For a $3 billion company, that amounts to a company that is capable of participating when the partner or the customer wants us to. But the lion’s share of all implementation work goes to systems integrators.

Now, the reason I wanted to clarify resellers vs. systems integrators is that although we don’t have an aggressive reseller program here–or one at all, to be honest–I am very familiar with the reseller channel. I [dealt with] the reseller channel at Oracle and at other places in my career.

The reseller channel goes beyond just integrating. This is an organization that takes responsibility for configuring the product and sometimes accepts title on the product and configures it for a customer, makes a royalty or a margin or a commission on the sale. When we look at J.D. Edwards, we are coveting that expertise. We are saying, look PeopleSoft has gotten where we are without having been successful with resellers. We tried, by the way, four years ago. Who did we go to? Accenture, Deloitte. It was like turning to a tank to mow the lawn. These companies were obviously not positioned to be much of a distribution channel.

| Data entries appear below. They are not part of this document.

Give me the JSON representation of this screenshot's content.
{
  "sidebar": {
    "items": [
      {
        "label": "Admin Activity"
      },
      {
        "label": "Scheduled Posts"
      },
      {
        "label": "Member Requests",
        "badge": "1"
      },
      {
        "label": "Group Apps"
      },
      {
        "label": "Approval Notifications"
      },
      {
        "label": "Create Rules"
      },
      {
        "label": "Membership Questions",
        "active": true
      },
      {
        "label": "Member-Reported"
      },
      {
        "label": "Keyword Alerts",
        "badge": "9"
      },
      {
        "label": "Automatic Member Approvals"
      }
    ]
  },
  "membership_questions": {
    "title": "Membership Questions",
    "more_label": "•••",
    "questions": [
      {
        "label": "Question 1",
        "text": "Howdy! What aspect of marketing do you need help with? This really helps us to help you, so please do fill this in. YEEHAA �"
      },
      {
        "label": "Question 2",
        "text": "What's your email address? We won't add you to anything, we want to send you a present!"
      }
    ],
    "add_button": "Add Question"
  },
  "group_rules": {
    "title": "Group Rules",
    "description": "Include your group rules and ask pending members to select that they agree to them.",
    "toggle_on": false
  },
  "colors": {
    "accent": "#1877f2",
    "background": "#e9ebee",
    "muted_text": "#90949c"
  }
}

I look at the combination of J.D. Edwards and PeopleSoft. People’s fear is what is going to be sacrificed; my fear is, how do we take advantage of what is great about [these] two companies?

They covet our HR line, to bring it to the midmarket. We covet their manufacturing and distribution to bring it up to the large enterprise market. We covet their distribution channels. They covet some of our service industry expertise.

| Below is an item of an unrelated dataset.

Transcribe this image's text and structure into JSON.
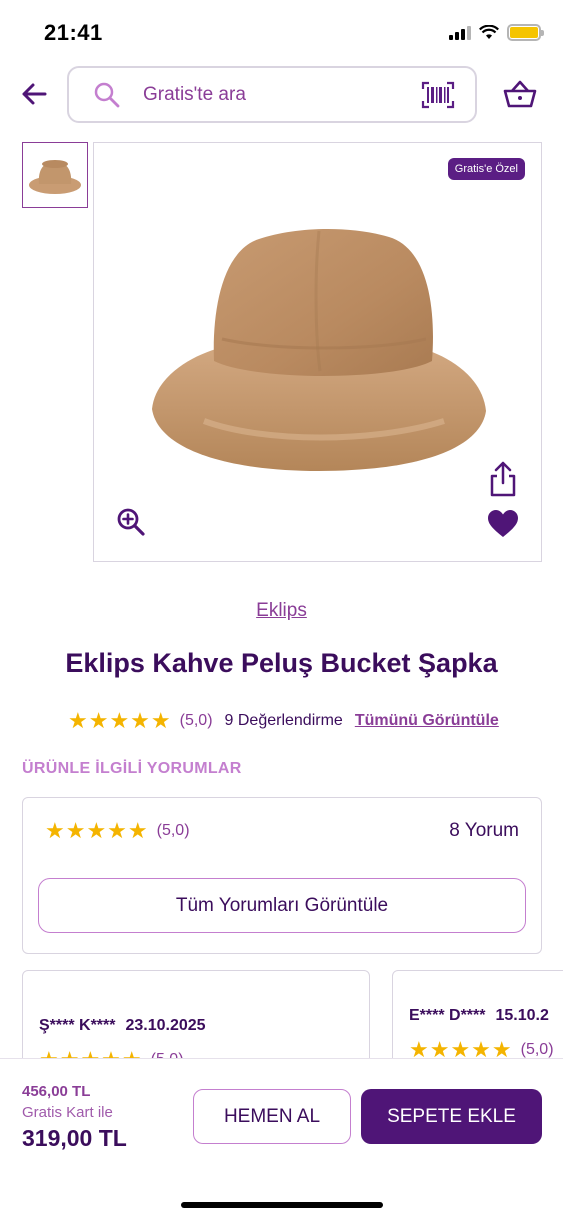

One of the reasons the analysts are so enthusiastic about this is that, this is the first time that there has been a credible company that pound for pound had an alternative to SAP. There are a lot of people that are holding their breath and crossing their fingers that this resulting company can be a logical, compelling, credible, stable, global alternative to SAP.

When you have credible competitors, the customers win. When Netscape [Navigator] was knocked out of the picture and there was only one provider of Internet browsers, there was never a single innovation after that point.